As the researchers explain, PPG-based HR estimation is made possible by the fact that skin light absorption varies periodically with the blood volume pulse (BVP). Chromosomes like hemoglobin in the microvasculars of the dermis and subcutis layers take in a disproportionate amount of light, such that tiny color changes occur as blood pumps through underlying veins and arteries. They’re invisible to the human eye, but they can be easily captured by RGB sensors like those embedded in wearables.

To train a RhythmNet, the team created a large-scale multi-modal corpus — VIPL-HR1, which is available in open source — containing 2,378 visible light videos and 752 near-infrared videos of 107 subjects. Each clip was captured with a combination of webcams and infrared sensors as a well as smartphones, and contains variations in head movements, head poses (with annotated yaw, pitch, and roll angles), illumination, and device usage.

AI heart rate face

Above: RGB cameras capture skin color changes that can be used to estimate heart rate.

RhythmNet consists of several components, including a face detector that localizes upwards of 81 facial landmarks given a video of a person’s face. A separate component performs alignment and skin segmentation to remove eye regions and other non-face areas, and then generates spatial-temporal maps from video frames 0.5 seconds apart to represent heart rate signals. The maps are fed into a machine learning model trained to predict heart rate from the spatial-temporal maps, after which the estimated beats per minute is computed as the average of all the estimated rates from individual clips.

The researchers evaluated their system on two widely-used databases in MAHNOB-HCI and MMSE-HR, as well as their own. They report that for most of the samples (71%) tested against VIPL-HR1, RhythmNet achieved a heart rate estimation error lower than 5 beats per minute and that it correlated well with the ground truth between 47 beats per minute and 147 beats per minute. Moreover, they say that error rates on MAHNOB-HCI and MMSE-HR didn’t exceed 8.28 beats per minute, outperforming the previous work to which the model was compared.

The team says it plans to investigate the effectiveness of its approach for the other physiological status measurement tasks, such as the breath rate and blood pressure measurement from videos.

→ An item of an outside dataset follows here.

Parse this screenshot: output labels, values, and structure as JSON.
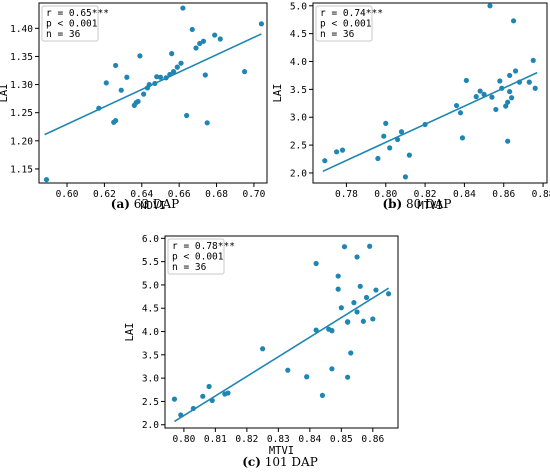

It also hopes to develop a more robust heart rate estimation model that taps distribution learning and multi-task learning techniques.

“Heart rate is an important physiological signal that reflects the physical and emotional status of a person. Traditional heart rate measurements usually rely on contact monitors, which may cause inconvenience and discomfort,” the paper’s coauthors wrote. “[Our] proposed [system] achieves promising heart rate estimation accuracies in both within-database and cross-database testing scenarios [from the face alone].”